Four Maine cops may end up behind bars for their role in helping a licensed medical marijuana company grow and sell black-market weed.
According to newly-released federal court documents, a state-licensed medical cannabis cultivator collaborated with several local law enforcement officials to sell over $13 million worth of legally-grown medical pot on the black market. The feds have charged 12 people, including four local cops, an assistant district attorney, and a local town board member, with 14 different criminal charges in connection with this illicit operation.
Federal prosecutors have charged two Franklin County sheriff's deputies with providing confidential information to the growers in exchange for new cars and ownership stakes in the business. Two other cops stand accused of warning these two deputies that they were under federal surveillance, and a board member of a nearby town was accused of accepting tens of thousands of dollars in exchange for advancing a local cannabis ordinance that was written by one of the alleged operators of the scheme.

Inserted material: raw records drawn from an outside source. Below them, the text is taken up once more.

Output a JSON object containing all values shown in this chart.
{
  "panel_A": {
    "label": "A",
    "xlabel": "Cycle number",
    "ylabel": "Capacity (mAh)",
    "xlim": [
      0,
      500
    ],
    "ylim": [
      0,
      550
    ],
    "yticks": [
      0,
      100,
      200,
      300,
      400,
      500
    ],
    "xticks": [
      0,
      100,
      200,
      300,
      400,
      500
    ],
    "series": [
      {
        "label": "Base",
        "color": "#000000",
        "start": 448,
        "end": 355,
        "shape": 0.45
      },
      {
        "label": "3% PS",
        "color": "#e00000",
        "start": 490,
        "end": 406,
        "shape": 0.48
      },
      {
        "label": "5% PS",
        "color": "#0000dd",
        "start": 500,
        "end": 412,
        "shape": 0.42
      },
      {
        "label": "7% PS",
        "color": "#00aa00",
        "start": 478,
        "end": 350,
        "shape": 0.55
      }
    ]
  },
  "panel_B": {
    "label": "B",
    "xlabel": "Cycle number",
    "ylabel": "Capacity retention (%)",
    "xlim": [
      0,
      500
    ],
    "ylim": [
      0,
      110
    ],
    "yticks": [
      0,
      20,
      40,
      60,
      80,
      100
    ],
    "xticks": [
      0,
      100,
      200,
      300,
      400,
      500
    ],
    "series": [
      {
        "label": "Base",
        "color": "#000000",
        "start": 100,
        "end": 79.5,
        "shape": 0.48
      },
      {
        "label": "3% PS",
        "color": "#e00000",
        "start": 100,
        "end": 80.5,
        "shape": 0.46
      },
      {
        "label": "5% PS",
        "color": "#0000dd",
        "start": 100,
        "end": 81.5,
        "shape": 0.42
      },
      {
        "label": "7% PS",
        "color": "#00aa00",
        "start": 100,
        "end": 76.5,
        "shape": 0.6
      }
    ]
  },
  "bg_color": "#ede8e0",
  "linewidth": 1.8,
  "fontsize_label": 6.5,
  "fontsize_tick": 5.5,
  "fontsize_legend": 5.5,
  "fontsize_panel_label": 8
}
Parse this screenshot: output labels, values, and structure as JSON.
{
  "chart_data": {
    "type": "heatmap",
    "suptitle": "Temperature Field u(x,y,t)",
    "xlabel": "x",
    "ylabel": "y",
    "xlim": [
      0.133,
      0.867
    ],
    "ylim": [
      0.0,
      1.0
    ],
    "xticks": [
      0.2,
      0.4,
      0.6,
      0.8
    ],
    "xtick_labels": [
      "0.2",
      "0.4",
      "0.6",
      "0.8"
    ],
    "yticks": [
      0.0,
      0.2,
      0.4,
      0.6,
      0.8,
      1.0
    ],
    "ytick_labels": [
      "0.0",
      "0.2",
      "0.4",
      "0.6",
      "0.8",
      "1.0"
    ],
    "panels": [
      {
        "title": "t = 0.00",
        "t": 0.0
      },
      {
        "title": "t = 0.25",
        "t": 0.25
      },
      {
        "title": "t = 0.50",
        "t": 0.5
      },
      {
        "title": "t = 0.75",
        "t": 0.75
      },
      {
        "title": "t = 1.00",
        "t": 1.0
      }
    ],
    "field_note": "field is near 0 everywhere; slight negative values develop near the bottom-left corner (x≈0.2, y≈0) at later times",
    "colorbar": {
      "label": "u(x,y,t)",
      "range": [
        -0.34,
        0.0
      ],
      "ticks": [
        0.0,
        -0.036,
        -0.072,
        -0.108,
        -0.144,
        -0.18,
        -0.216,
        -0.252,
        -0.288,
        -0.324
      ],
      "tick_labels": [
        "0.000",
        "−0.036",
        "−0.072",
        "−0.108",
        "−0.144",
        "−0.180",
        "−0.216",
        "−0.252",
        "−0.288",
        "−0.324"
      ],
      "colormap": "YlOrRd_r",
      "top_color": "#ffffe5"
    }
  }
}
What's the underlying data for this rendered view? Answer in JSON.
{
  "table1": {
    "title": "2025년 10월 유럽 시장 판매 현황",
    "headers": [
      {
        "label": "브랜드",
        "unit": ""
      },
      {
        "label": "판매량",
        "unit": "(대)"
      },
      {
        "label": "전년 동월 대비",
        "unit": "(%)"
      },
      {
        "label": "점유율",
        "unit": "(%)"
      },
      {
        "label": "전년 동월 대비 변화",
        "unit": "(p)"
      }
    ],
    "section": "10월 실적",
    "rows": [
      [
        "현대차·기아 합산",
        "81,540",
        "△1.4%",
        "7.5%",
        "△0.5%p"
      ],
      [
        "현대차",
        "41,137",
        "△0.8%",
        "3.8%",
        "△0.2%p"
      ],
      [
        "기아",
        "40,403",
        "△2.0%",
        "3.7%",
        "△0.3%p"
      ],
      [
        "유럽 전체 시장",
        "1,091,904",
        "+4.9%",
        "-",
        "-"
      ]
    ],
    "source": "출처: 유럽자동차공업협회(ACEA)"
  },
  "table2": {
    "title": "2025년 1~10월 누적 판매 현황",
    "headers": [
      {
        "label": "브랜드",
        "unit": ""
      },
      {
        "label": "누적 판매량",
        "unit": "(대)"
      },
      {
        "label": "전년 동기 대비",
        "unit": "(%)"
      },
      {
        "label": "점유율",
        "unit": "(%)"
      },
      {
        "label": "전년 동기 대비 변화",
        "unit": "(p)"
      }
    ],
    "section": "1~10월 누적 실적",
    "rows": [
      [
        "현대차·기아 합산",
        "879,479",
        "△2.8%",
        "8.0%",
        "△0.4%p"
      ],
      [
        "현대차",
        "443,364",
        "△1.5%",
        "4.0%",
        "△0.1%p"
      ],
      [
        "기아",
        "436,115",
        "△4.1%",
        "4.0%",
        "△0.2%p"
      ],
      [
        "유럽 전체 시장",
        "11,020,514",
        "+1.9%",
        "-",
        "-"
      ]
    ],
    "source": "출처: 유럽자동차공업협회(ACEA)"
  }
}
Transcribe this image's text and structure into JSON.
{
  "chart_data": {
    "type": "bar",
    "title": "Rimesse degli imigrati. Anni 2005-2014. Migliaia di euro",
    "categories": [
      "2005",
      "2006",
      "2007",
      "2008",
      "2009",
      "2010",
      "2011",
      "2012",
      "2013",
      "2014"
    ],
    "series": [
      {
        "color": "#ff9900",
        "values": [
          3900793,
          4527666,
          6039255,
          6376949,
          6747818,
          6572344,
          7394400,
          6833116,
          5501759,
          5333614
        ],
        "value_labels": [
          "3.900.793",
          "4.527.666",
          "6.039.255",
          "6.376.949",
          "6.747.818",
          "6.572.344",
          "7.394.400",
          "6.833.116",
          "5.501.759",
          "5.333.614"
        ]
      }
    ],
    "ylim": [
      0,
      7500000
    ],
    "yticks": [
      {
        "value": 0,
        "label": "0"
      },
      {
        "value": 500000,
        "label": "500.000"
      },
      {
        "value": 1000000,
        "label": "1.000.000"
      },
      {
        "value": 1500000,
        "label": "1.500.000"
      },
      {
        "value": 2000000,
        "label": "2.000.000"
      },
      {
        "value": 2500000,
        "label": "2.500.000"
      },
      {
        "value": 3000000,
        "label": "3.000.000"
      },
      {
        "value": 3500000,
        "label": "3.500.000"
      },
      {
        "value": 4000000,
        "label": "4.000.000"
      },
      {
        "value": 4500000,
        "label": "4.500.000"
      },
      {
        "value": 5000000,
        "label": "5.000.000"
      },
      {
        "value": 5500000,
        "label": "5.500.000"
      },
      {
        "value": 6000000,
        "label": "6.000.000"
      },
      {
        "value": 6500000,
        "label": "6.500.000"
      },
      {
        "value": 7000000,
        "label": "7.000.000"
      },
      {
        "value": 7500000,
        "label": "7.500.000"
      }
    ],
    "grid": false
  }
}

Last week, Randal Cousineau, co-owner of the medical pot farm that was allegedly growing the black market weed, pleaded guilty to illegally cultivating and selling over a ton of weed. Although he admitted to being involved in the scheme, Cousineau claimed that Lucas Sirois, a co-owner in the business, was actually the leader of the operation. According to the feds, Sirois had been filing false income tax claims to cover up hundreds of thousands of dollars in cash he was making from the illicit sales.
Sirois has denied any involvement in the scheme, however. His attorney, Timothy Parlatore, told the Associated Press that his client “took great steps to ensure that he was acting in accordance with Maine law.” The attorney claimed that the federal charges were solely based on a statement from “the words of a disgruntled former employee,” and argued that this case “is not something the feds should be involving themselves with.”
Sirois' estranged wife was also charged with conspiracy and bank fraud in connection with the illegal operation. “This case cries out for a less antiquated approach to drug enforcement,” said attorney Ronald Bourget, who is representing Alisa Sirois in the case. “The ‘war on drugs’ may still be ongoing, but the white flag on marijuana was raised years ago.”
Franklin County Assistant District Attorney Kayla Alves has also been accused of tipping off one of these corrupt cops about the investigation. Walt McKee, her attorney, told the AP that she was completely innocent and that it was “disappointing to see her dragged into all of this.” Other than Cousineau, most of the defendants in the case are pleading innocent, and an attorney for one of the cops said that the federal charges only showed a “one-sided” version of the events.
Maine's black and gray market weed industries have been thriving since the Pine Tree State legalized adult-use pot, largely thanks to former Governor Paul LePage's attempts to derail legal sales. Maine voters originally legalized cannabis sales and use back in 2016, but the weed-hating former governor managed to delay the rollout of legal sales until last fall. In the meantime, black market dealers stepped up to fill the strong demand for weed, and other entrepreneurs kicked off gifting services to provide “free” weed in exchange for donations or sales of trivial merch.